Nothing better than a great slice of crusty bread, toasted with butter melting over the sides and a spoonful of apricot jam on the top. It’s a bit indulgent with the butter but I ask, is it any worse than eating a croissant? I don’t think so.
Yesterday, running errands in our beautiful city, a 3-pound carton of farm-fresh apricots caught my eye. Jason humored me as I retold him the story of having an apricot tree in our back yard and filling up on these in the summer until I got a tummy ache. $4 dollars got me the carton. What a great deal. I handed the man my money, (feeling I was getting the better part of the deal) and said to Jason, “These will make great jam!”
The rich sunset color, the downy skin and the sweet meaty fruit on the inside just make me happy. Memories of my Granny Mary fill my mind; it was her favorite too and we always had this for breakfast at her house. She’d give me a glass of milk and she would drink her coffee, which she liked “blonde” meaning, with a lot of cream.

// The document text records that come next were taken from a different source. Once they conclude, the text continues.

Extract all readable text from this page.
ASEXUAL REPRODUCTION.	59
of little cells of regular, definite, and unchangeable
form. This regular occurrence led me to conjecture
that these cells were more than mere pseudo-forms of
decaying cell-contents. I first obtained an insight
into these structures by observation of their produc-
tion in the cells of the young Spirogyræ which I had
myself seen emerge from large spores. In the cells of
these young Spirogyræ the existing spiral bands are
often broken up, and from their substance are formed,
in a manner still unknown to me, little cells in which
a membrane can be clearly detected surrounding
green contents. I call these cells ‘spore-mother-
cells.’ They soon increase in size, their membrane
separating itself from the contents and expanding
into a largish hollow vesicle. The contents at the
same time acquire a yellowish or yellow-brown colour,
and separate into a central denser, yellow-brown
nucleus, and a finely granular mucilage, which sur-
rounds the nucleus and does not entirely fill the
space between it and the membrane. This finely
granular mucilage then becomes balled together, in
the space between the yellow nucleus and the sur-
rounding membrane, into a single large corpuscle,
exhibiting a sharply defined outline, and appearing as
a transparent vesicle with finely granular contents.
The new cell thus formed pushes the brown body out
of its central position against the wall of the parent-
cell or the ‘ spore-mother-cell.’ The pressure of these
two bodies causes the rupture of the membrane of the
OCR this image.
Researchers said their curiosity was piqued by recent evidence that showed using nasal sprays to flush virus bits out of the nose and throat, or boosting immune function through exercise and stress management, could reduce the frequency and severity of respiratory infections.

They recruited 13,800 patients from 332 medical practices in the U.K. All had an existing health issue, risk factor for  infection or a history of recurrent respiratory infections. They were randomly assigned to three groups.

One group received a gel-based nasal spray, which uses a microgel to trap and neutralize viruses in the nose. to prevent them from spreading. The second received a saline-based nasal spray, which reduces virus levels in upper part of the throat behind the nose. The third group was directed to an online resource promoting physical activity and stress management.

This morning I washed them and cut them into halves to prepare them for canning. I looked to the experts for advice on a wholesome recipe. The last time I’d made jam was when I was just a little girl, along side my Grandma Lee (my mom’s mom). I came across a very simple recipe with a few simple ingredients and set out to make this beautiful, slightly tart, mouth-watering golden-orange elixir.
I adapted this recipe from David Lebovitz. I substituted Kirsch for Vanilla but you could choose your own flavoring additive. Neither is overpowering, but both will enhance the rich, warm goodness of the apricots and give a smooth aftertaste. I also added lemon zest to my recipe.
2 1/2 Pounds of Apricots
1/4 Cup Water
3 Cups Sugar
1/4 Tsp Lemon Zest (minced)
1 Tsp Freshly Squeezed Lemon Juice
1 Tsp Kirsch (I used Vanilla)
Put the apricots in your French oven. Add the water and lemon zest. Cover with the lid. Turn heat to medium high, stirring frequently. Cook until apricots begin to turn tender and appear cooked through.
Place a small plate in your freezer.
Add sugar and continue stirring with the lid off. Skim any excess foam that forms on the top. Once the jam begins to thicken and reduce stir more frequently to keep the jam from burning on the bottom of the pan.
When the mixture begins to jelly, remove from the heat and place a tablespoon of jam onto the plate in your freezer. Let sit for about 3 minutes.
You want the jam to wrinkle and mound when you press it. If it doesn’t do this, return to the heat and cook for a while longer. If this isn’t clear then just make sure your jam reaches approximately 220ºF, 104ºC.
Add lemon juice and kirsch (or vanilla); stirring in to fold in those rich flavors evenly. Remove from heat; using a ladle, spoon jam into your jars. I reused old jelly jars.
Since I will be gifting two of the jars and eating one myself, there is no need to use a formal canning method. Cover jars tightly while jam is still hot. Clean any excess jam off the sides. Allow them to cool down to room temperature.